# Forex Explained



## jtmlee (11 June 2010)

Has anyone heard of this education company promoting their proprietary methods of trading? I went to a recent seminar which seems ok for someone wanting to learn to trade forex but needs a helping hand.

It cost $4K for 2 day course and you get proprietary indicators to trade mechanically and free life time support on MT4. 

Thanks in advance


----------



## professor_frink (11 June 2010)

Hi jtmlee,

Just had a look at their site and thought I'd post a couple of things(never heard of them before you posted)

From their site:



> Day 1 comprises of the following modules -
> 
> - Forex Basics
> - Choosing a Broker
> ...




You can get most of the basics from here:

http://www.babypips.com/school/

For an introduction to charting, have a look here:

http://www.investopedia.com/university/technical/

You can find some interesting ideas of indicators here(there are lots more but this is a good start)

http://www.trading-naked.com/Articles_and_Reprints.htm

http://www.trading-naked.com/Setups.htm

Pivot points:

http://www.tradejuice.com/forex/pivot-point-trading-mm.htm

http://www.fxstreet.com/forex-tools/pivot-point-calculator/



> Day 2 builds on the principles taught on day 1 teaching the following -
> 
> - Building a Personal Trading Plan
> - Entry Conditions
> ...




http://www.trading-naked.com/Articles_and_Reprints.htm

There are a lot of articles on that page that will go into this side of things. Have a search around the forum here and you should be able to find most of these topics covered by people here too.

Really no need to go and spend thousands to be taught most of this stuff when you can get it all for free


----------



## elbabam (28 July 2010)

Professor is right. A friend of mine did the course. Nothing you can't learn for free if you take the time do your research properly.

Cheers


----------



## Joe Blow (28 July 2010)

This thread is now being closed and any further discussion of Forex Explained on ASF is now prohibited.

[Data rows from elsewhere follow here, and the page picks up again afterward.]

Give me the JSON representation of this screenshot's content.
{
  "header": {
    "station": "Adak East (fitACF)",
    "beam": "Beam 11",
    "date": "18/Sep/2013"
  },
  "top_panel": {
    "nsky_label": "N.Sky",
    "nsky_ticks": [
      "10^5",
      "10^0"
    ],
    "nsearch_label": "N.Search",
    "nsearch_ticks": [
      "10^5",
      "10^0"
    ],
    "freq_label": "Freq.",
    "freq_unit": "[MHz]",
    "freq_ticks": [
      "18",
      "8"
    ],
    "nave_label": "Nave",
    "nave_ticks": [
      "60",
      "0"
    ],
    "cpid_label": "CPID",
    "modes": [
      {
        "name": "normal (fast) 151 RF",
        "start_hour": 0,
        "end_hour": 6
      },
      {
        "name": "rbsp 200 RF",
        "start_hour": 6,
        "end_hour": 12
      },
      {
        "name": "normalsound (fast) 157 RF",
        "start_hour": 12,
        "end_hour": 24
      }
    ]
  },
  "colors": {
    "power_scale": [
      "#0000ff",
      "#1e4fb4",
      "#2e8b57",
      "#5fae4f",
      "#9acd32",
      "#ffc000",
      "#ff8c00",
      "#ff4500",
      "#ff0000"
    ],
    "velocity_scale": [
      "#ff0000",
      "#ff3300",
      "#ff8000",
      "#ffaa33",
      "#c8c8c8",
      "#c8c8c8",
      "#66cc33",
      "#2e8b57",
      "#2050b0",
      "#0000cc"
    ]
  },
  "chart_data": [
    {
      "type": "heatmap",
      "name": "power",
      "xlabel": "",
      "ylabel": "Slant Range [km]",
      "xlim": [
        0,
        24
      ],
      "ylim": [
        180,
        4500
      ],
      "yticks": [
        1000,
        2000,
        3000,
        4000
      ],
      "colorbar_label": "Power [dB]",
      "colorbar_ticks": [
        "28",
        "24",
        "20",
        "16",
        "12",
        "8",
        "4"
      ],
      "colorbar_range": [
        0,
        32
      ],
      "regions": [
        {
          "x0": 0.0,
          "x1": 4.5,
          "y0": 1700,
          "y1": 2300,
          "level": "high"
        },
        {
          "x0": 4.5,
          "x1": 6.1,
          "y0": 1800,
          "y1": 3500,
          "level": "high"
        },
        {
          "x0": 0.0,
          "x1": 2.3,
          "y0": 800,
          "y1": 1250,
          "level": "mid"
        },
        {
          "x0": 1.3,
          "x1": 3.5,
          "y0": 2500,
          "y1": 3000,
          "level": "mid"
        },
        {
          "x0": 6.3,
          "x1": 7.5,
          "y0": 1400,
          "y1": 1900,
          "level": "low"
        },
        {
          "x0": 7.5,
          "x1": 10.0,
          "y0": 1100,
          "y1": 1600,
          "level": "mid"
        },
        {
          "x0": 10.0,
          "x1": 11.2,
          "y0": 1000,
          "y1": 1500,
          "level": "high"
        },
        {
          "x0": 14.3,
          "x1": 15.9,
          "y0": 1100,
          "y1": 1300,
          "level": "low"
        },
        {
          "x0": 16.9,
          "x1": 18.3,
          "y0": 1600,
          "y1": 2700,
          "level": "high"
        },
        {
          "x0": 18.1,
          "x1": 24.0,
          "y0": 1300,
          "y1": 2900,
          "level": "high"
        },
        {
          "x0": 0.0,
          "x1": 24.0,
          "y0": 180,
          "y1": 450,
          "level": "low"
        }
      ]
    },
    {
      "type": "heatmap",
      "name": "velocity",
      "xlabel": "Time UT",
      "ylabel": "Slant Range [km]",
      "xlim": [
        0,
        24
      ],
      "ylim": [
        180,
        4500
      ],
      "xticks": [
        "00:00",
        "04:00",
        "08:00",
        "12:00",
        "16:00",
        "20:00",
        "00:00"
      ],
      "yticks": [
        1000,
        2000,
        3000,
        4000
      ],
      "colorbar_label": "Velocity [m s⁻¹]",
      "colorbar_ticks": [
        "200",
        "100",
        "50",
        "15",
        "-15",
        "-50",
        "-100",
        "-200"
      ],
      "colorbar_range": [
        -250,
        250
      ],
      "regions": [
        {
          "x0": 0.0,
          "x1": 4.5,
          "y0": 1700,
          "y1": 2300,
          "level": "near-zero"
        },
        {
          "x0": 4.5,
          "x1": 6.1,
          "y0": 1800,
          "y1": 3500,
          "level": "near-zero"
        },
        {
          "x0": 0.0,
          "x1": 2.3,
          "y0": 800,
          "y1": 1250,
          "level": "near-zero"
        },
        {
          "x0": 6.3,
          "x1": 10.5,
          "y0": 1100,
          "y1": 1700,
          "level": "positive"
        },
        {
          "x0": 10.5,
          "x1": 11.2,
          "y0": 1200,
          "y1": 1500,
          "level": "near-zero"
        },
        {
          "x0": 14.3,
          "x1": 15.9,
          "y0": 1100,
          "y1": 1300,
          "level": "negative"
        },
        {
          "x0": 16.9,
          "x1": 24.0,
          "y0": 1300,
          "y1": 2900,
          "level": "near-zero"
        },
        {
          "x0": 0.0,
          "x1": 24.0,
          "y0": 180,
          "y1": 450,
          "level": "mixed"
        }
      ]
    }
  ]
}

An individual with an email address directly associated with Forex Explained posted in this thread this evening posing as someone who had been to one of their seminars and was considering doing their course. At no point did this person reveal their association with the company. We do not tolerate this kind of unethical and deliberately deceptive behaviour at ASF and we have now permanently suspended this person's account.


----------